Libra: hésitation entre blockchain privée ou publique

jeudi, 18.07.2019

Le premier cas sera synonyme de contrôle absolu sur les transactions. Ce qui donne à réfléchir dans le cas de Facebook.

Bruno Pasquier*

Plus de dix ans après les débuts du bitcoin, tous les regards sont désormais tournés vers la libra. Ce nouveau moyen de paiement aura, hormis l’utilisation de registres distribués et une émission indépendante des banques nationales, peu de points communs avec les premières cryptomonnaies portées par un idéal de décentralisation.

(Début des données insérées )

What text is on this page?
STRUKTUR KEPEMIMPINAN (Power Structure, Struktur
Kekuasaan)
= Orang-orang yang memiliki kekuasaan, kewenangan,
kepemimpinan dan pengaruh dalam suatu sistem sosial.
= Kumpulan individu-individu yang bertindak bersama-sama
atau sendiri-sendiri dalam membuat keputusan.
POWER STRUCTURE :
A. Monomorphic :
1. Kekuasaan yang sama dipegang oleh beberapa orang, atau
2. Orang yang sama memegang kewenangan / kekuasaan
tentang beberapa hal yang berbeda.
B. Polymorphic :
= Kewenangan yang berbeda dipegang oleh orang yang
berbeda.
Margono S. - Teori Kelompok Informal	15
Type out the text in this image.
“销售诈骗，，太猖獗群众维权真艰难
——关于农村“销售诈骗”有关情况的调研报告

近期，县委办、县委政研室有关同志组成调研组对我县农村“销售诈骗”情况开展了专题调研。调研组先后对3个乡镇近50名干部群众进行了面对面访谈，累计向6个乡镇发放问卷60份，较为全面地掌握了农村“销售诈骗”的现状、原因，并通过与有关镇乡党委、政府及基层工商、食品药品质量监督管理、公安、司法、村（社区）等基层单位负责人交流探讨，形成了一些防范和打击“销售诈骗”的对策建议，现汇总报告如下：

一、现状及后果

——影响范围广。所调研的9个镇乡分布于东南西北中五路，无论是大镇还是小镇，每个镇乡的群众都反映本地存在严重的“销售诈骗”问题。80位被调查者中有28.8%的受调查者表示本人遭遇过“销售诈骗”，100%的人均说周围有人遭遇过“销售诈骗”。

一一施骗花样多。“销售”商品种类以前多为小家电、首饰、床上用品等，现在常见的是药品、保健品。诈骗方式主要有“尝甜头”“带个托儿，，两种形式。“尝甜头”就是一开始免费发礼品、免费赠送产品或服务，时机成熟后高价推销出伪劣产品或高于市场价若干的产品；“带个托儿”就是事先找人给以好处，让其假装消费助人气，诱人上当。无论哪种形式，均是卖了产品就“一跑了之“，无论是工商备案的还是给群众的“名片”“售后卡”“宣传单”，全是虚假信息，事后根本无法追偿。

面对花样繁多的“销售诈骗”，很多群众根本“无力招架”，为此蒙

En effet, Calibra, filiale de Facebook créée spécialement pour l’occasion, et 27 autres membres de l’association Libra, dont plusieurs géants des nouvelles technologies comme Uber ou Paypal, émettront une cryptomonnaie dont la valeur suivra le cours de monnaies stables, comme le dollar US ou l’euro. La cryptomonnaie ne sera d’ailleurs délivrée aux utilisateurs qu’indirectement, par des revendeurs autorisés par l’association.

Parmi les principales questions laissées ouvertes dans le whitepaper (descriptif du projet): le caractère privé ou public de la blockchain développée pour la libra. Durant les cinq premières années, elle sera privée, puis l’objectif sera d’utiliser une blockchain publique, nous indique ce document. La blockchain privée sera synonyme de contrôle absolu sur les transactions. En effet, les membres de l’association (ou des tiers désignés) auront le pouvoir exclusif de lire le registre et de valider les transactions. Les validateurs seront soumis aux lois sur la protection des données et aux obligations qui en résultent, notamment la mise en œuvre de mesures techniques et organisationnelles garantissant la sécurité du traitement.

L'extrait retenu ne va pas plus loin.